Fue Sandoval el primero en llegar hasta él,
abriéndose paso entre los indios, escoltado por un grupo de
piqueros. Se inclinó desde la montura para tenderle una mano y
ayudarle a montar en la grupa.
Benítez apartó la mano de Sandoval y mantuvo
su posición. El renegado le había salvado la vida. Ahora estaba
dispuesto a morir antes de abandonar sin él, vivo o muerto.
«Como hubiera hecho cualquier buen indio»,
pensó, y el pensamiento le hizo soltar una carcajada.

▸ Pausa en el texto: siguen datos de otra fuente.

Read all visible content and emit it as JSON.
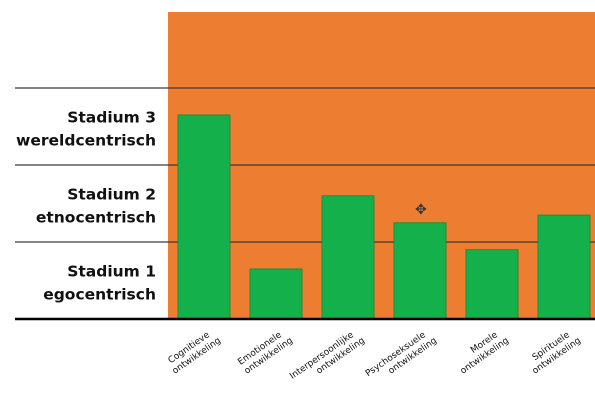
{
  "chart_data": {
    "type": "bar",
    "title": "",
    "xlabel": "",
    "ylabel": "",
    "ylim": [
      0,
      3
    ],
    "grid": true,
    "stage_labels": [
      {
        "line1": "Stadium 1",
        "line2": "egocentrisch"
      },
      {
        "line1": "Stadium 2",
        "line2": "etnocentrisch"
      },
      {
        "line1": "Stadium 3",
        "line2": "wereldcentrisch"
      }
    ],
    "categories": [
      {
        "line1": "Cognitieve",
        "line2": "ontwikkeling"
      },
      {
        "line1": "Emotionele",
        "line2": "ontwikkeling"
      },
      {
        "line1": "Interpersoonlijke",
        "line2": "ontwikkeling"
      },
      {
        "line1": "Psychoseksuele",
        "line2": "ontwikkeling"
      },
      {
        "line1": "Morele",
        "line2": "ontwikkeling"
      },
      {
        "line1": "Spirituele",
        "line2": "ontwikkeling"
      }
    ],
    "values": [
      2.65,
      0.65,
      1.6,
      1.25,
      0.9,
      1.35
    ],
    "colors": {
      "plot_background": "#ED7D31",
      "bar": "#14B04B",
      "bar_edge": "#0E8A3A",
      "gridline": "#3A3A3A",
      "axis": "#000000"
    }
  },
  "cursor_icon": "cursor-move-icon"
}
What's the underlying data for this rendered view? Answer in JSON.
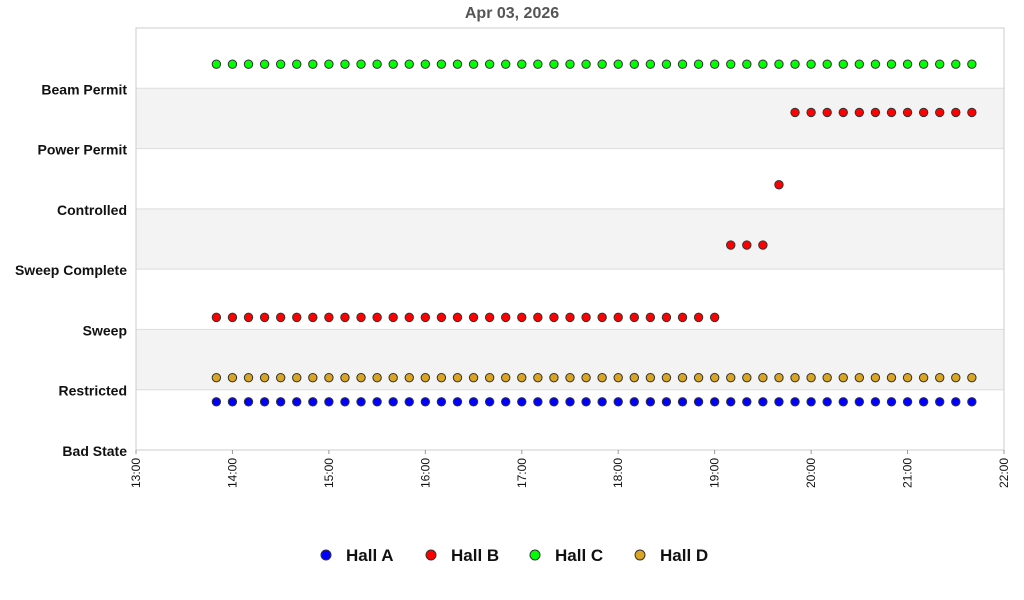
{
  "chart_data": {
    "type": "scatter",
    "title": "Apr 03, 2026",
    "categories": [
      "Bad State",
      "Restricted",
      "Sweep",
      "Sweep Complete",
      "Controlled",
      "Power Permit",
      "Beam Permit"
    ],
    "x_ticks": [
      "13:00",
      "14:00",
      "15:00",
      "16:00",
      "17:00",
      "18:00",
      "19:00",
      "20:00",
      "21:00",
      "22:00"
    ],
    "xlim": [
      "13:00",
      "22:00"
    ],
    "grid": "horizontal alternating bands",
    "legend_position": "bottom",
    "series": [
      {
        "name": "Hall A",
        "color": "#0000ff",
        "points": [
          {
            "start": "13:50",
            "end": "21:40",
            "step_min": 10,
            "y": 0.8
          }
        ]
      },
      {
        "name": "Hall B",
        "color": "#ff0000",
        "points": [
          {
            "start": "13:50",
            "end": "19:00",
            "step_min": 10,
            "y": 2.2
          },
          {
            "start": "19:10",
            "end": "19:30",
            "step_min": 10,
            "y": 3.4
          },
          {
            "start": "19:40",
            "end": "19:40",
            "step_min": 10,
            "y": 4.4
          },
          {
            "start": "19:50",
            "end": "21:40",
            "step_min": 10,
            "y": 5.6
          }
        ]
      },
      {
        "name": "Hall C",
        "color": "#00ff00",
        "points": [
          {
            "start": "13:50",
            "end": "21:40",
            "step_min": 10,
            "y": 6.4
          }
        ]
      },
      {
        "name": "Hall D",
        "color": "#daa520",
        "points": [
          {
            "start": "13:50",
            "end": "21:40",
            "step_min": 10,
            "y": 1.2
          }
        ]
      }
    ]
  }
}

El sol desapareció detrás de las montañas y
una luz grisácea se extendió por el valle. Los hombres regresaban
cojeando del campo de batalla, apoyados en los hombros de los
camaradas; otros, agotados, permanecían sentados, con la cabeza
apoyada en las rodillas. Los cuerpos de los muertos y moribundos se
amontonaban delante de las culebrinas de Mesa. El olor acre de la
pólvora lo impregnaba todo.
La Malinche miró al muchacho que había
atravesado con la pica. Yacía boca arriba junto a la culebrina.

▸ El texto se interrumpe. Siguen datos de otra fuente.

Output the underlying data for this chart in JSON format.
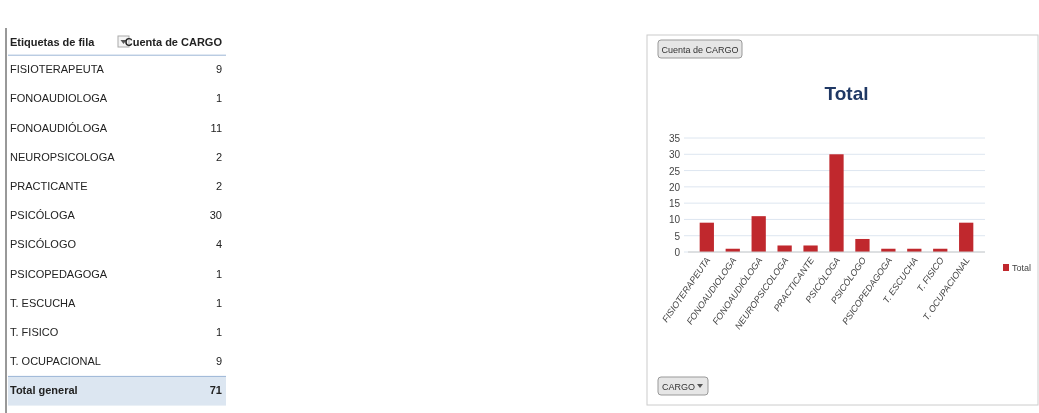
{
  "chart_data": [
    {
      "type": "other",
      "categories": [
        "FISIOTERAPEUTA",
        "FONOAUDIOLOGA",
        "FONOAUDIÓLOGA",
        "NEUROPSICOLOGA",
        "PRACTICANTE",
        "PSICÓLOGA",
        "PSICÓLOGO",
        "PSICOPEDAGOGA",
        "T. ESCUCHA",
        "T. FISICO",
        "T. OCUPACIONAL"
      ],
      "value_labels": [
        "9",
        "1",
        "11",
        "2",
        "2",
        "30",
        "4",
        "1",
        "1",
        "1",
        "9"
      ],
      "annotations": [
        "Etiquetas de fila",
        "Cuenta de CARGO",
        "Total general",
        "71"
      ]
    },
    {
      "type": "bar",
      "title": "Total",
      "categories": [
        "FISIOTERAPEUTA",
        "FONOAUDIOLOGA",
        "FONOAUDIÓLOGA",
        "NEUROPSICOLOGA",
        "PRACTICANTE",
        "PSICÓLOGA",
        "PSICÓLOGO",
        "PSICOPEDAGOGA",
        "T. ESCUCHA",
        "T. FISICO",
        "T. OCUPACIONAL"
      ],
      "series": [
        {
          "name": "Total",
          "color": "#c0282d",
          "values": [
            9,
            1,
            11,
            2,
            2,
            30,
            4,
            1,
            1,
            1,
            9
          ]
        }
      ],
      "ylim": [
        0,
        35
      ],
      "yticks": [
        0,
        5,
        10,
        15,
        20,
        25,
        30,
        35
      ],
      "grid": "y",
      "legend": "right",
      "annotations": [
        "Cuenta de CARGO",
        "CARGO"
      ]
    }
  ]
}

Escuchó sus últimos estertores. Deseó que alguno de los soldados
pusiera fin a su agonía, pero todos estaban muy ocupados con sus
propias heridas y las de sus camaradas como para preocuparse por
los sufrimientos de un indio.
—Tenéis que confesaros —dijo una voz detrás
de la joven. Era Aguilar, que seguía con el libro de horas aferrado
contra el pecho. Tenía el pelo grasiento pegado al cráneo por el
sudor.
La muchacha miró al hermano con una
expresión de incredulidad.
—Habéis cometido el pecado mortal del
asesinato —añadió Aguilar.
La Malinche intentó comprender las palabras
del hermano, pero le fue imposible. ¿Cómo podía ser malo matar a tu
enemigo en el combate?
—Debemos rezar por la salvación de vuestra
alma —insistió Aguilar cogiéndola por el brazo-»—. Matar es un
pecado.
—Mirad a vuestro alrededor, Aguilar.
—Los soldados de Cortés tienen una dispensa
especial del papa. Lo que hacen, lo hacen en nombre de
Cristo.
Ella le volvió la espalda y se alejó.
Aguilar estaba loco. Hablaba con acertijos.
—¡Tenéis que pedirle perdón a Dios! —le
gritó el español.
Guzmán, harto de escuchar los estertores del
indio tumbado junto a la culebrina, lo remató de un espadazo. El
hermano Aguilar bendijo d cadáver con la señal de la cruz.